2 METHODS
We used the same methodological approach for this study as in a recently published study,9 because both studies arose from one research project based on the same methodological approach.
We used semi-structured individual interviews and focus groups to collect qualitative data from participants in Lincolnshire in the East Midlands region of England. The School of Health and Social Care Ethics Committee at the University of Lincoln granted ethics approval for the study.
We recruited a convenience sample of service users (adults without active cancer) and primary care practitioners (GPs and nurses) who agreed to participate in the study. Cancer patients were not recruited because they were not likely to use the tool for a cancer which was already known, and we felt it was not worth the stress, even if some cancer patients had some information to offer.
The interview schedule seeking barriers and facilitators to use of the tool was informed by an implementation theoretical framework, the Consolidated Framework for Implementation Research [CFIR],10 which seeks to understand human and other factors involved in the deployment of innovations such as cancer risk assessment tools for symptomatic individuals. The data analysis and interpretation were also informed by relevant constructs within the CFIR10: relative advantage (for the facilitators); patient needs and resources, compatibility, knowledge and beliefs of individuals involved, and reflecting and monitoring the implementation process (for the barriers). This theoretical framework was selected because some of its constructs (those relating to barriers), helped to explain how the different barriers may make the implementation of the tool difficult, while other constructs of the framework (those relating to facilitators) also helped to explain how the different facilitators identified by participants may aid the implementation of the tool in patient consultations.
Some service users were recruited using flyers in local public places (e.g. the public library, advertisements on notice boards) while others were recruited through members of the patient and public involvement group who helped to identify and invite potential participants. Service users were offered individual interviews because these were considered more feasible for them than focus groups. Service users who were willing to participate in the interviews contacted the researcher (JNA) for more information and an appointment for individual face-to-face interviews. These interviews were subsequently conducted in the preferred place of interviewees – in their own homes or at the university.

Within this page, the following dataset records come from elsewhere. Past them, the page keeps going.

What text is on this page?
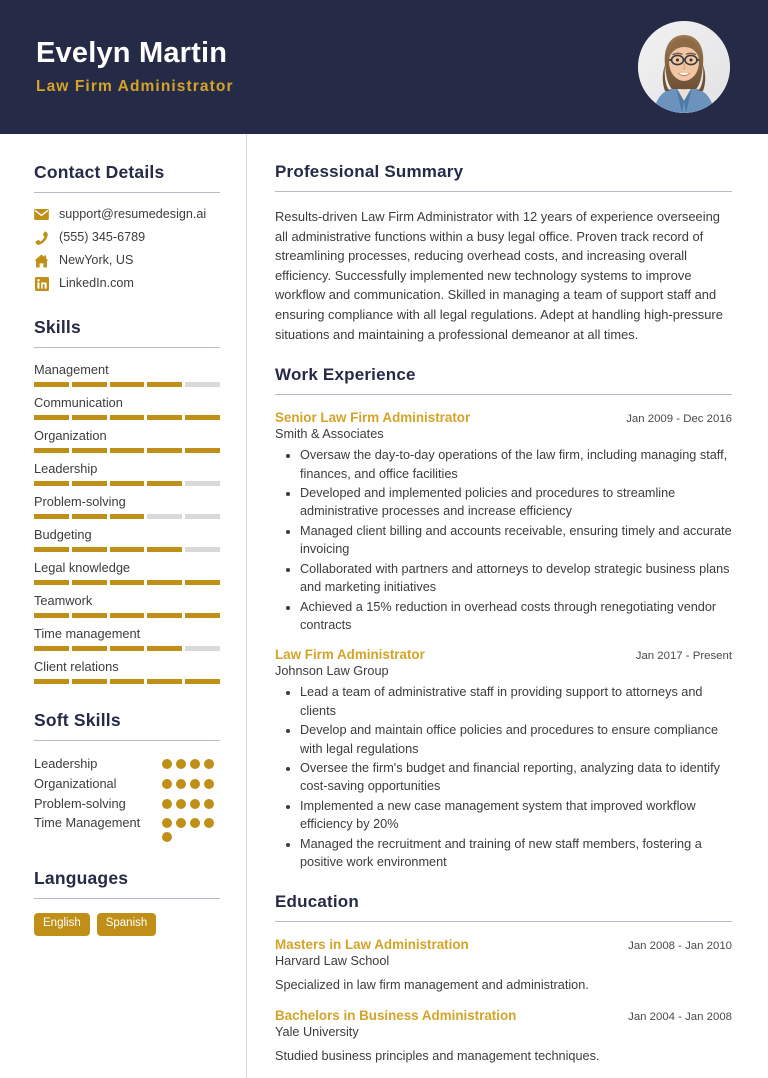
Evelyn Martin
Law Firm Administrator
Contact Details
support@resumedesign.ai
(555) 345-6789
NewYork, US
LinkedIn.com
Skills
Management
Communication
Organization
Leadership
Problem-solving
Budgeting
Legal knowledge
Teamwork
Time management
Client relations
Soft Skills
Leadership
Organizational
Problem-solving
Time Management
Languages
English	Spanish
Professional Summary

Results-driven Law Firm Administrator with 12 years of experience overseeing all administrative functions within a busy legal office. Proven track record of streamlining processes, reducing overhead costs, and increasing overall efficiency. Successfully implemented new technology systems to improve workflow and communication. Skilled in managing a team of support staff and ensuring compliance with all legal regulations. Adept at handling high-pressure situations and maintaining a professional demeanor at all times.

Work Experience
Senior Law Firm Administrator	Jan 2009 - Dec 2016
Smith & Associates
• Oversaw the day-to-day operations of the law firm, including managing staff, finances, and office facilities
• Developed and implemented policies and procedures to streamline administrative processes and increase efficiency
• Managed client billing and accounts receivable, ensuring timely and accurate invoicing
• Collaborated with partners and attorneys to develop strategic business plans and marketing initiatives
• Achieved a 15% reduction in overhead costs through renegotiating vendor contracts
Law Firm Administrator	Jan 2017 - Present
Johnson Law Group
• Lead a team of administrative staff in providing support to attorneys and clients
• Develop and maintain office policies and procedures to ensure compliance with legal regulations
• Oversee the firm's budget and financial reporting, analyzing data to identify cost-saving opportunities
• Implemented a new case management system that improved workflow efficiency by 20%
• Managed the recruitment and training of new staff members, fostering a positive work environment
Education
Masters in Law Administration	Jan 2008 - Jan 2010
Harvard Law School
Specialized in law firm management and administration.
Bachelors in Business Administration	Jan 2004 - Jan 2008
Yale University
Studied business principles and management techniques.
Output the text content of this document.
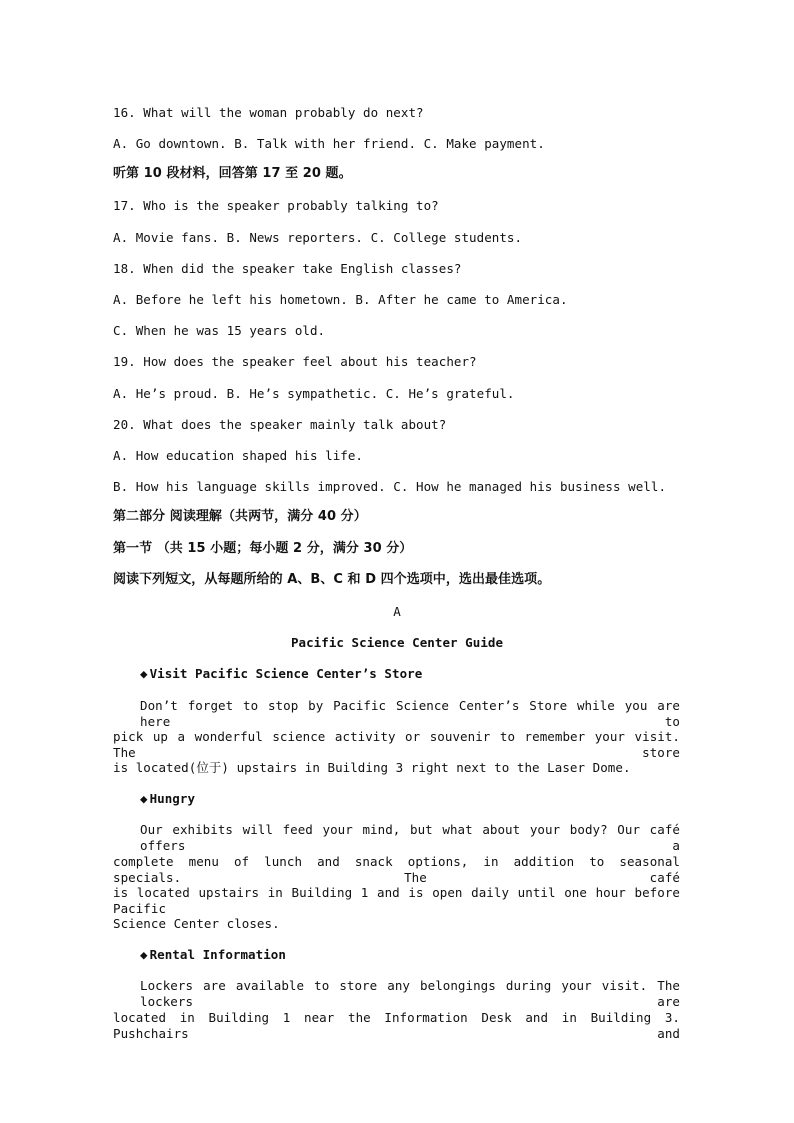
16. What will the woman probably do next?
A. Go downtown. B. Talk with her friend. C. Make payment.
听第 10 段材料，回答第 17 至 20 题。
17. Who is the speaker probably talking to?
A. Movie fans. B. News reporters. C. College students.
18. When did the speaker take English classes?
A. Before he left his hometown. B. After he came to America.
C. When he was 15 years old.
19. How does the speaker feel about his teacher?
A. He’s proud. B. He’s sympathetic. C. He’s grateful.
20. What does the speaker mainly talk about?
A. How education shaped his life.
B. How his language skills improved. C. How he managed his business well.
第二部分 阅读理解（共两节，满分 40 分）
第一节 （共 15 小题；每小题 2 分，满分 30 分）
阅读下列短文，从每题所给的 A、B、C 和 D 四个选项中，选出最佳选项。
A
Pacific Science Center Guide
◆ Visit Pacific Science Center’s Store
Don’t forget to stop by Pacific Science Center’s Store while you are here to
pick up a wonderful science activity or souvenir to remember your visit. The store
is located(位于) upstairs in Building 3 right next to the Laser Dome.
◆ Hungry
Our exhibits will feed your mind, but what about your body? Our café offers a
complete menu of lunch and snack options, in addition to seasonal specials. The café
is located upstairs in Building 1 and is open daily until one hour before Pacific
Science Center closes.
◆ Rental Information
Lockers are available to store any belongings during your visit. The lockers are
located in Building 1 near the Information Desk and in Building 3. Pushchairs and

Following invitation letters to practitioners through their general practices, interested practitioners contacted the researcher for more information and an appointment to meet the researcher (JNA) for either individual interviews or focus groups. Some practitioners were unable to find time to be interviewed individually, and were focus groups instead, enriching the data through participant interactions. Other willing practitioners were interviewed individually.
Before asking for the views of participants on the barriers and facilitators to the implementation of the tool in general practice consultations, a vignette of the QCancer tool was shown, explained, and demonstrated to participants where there was Internet access.
Prior to commencing the individual interviews and focus groups, participants gave a written consent by signing a consent form, and they were assured of their freedom to discontinue with at any point. All participants gave permission for audio-recording of the interviews and focus groups, and notes were taken to complement the audio recorded data.
After transcribing the data verbatim, the Framework approach11 was used to analyse which was facilitated by NVivo version 10. A priori codes, which informed the interview guide, formed an initial coding framework, and further inductive codes were identified as analysis of the interview data progressed. Two investigators (JA, ANS) read the transcripts thoroughly and derived an initial coding framework which was discussed and agreed by the research team. Through further interpretation and discussion, the initial themes were developed iteratively into a smaller number of overarching themes. There was no need for further collection of data from bother service user and practitioner participants as the data analysis achieved saturation, which meant that no new codes or themes were generated.12 The service user and practitioner data were analysed separately and then compared for similarities and differences.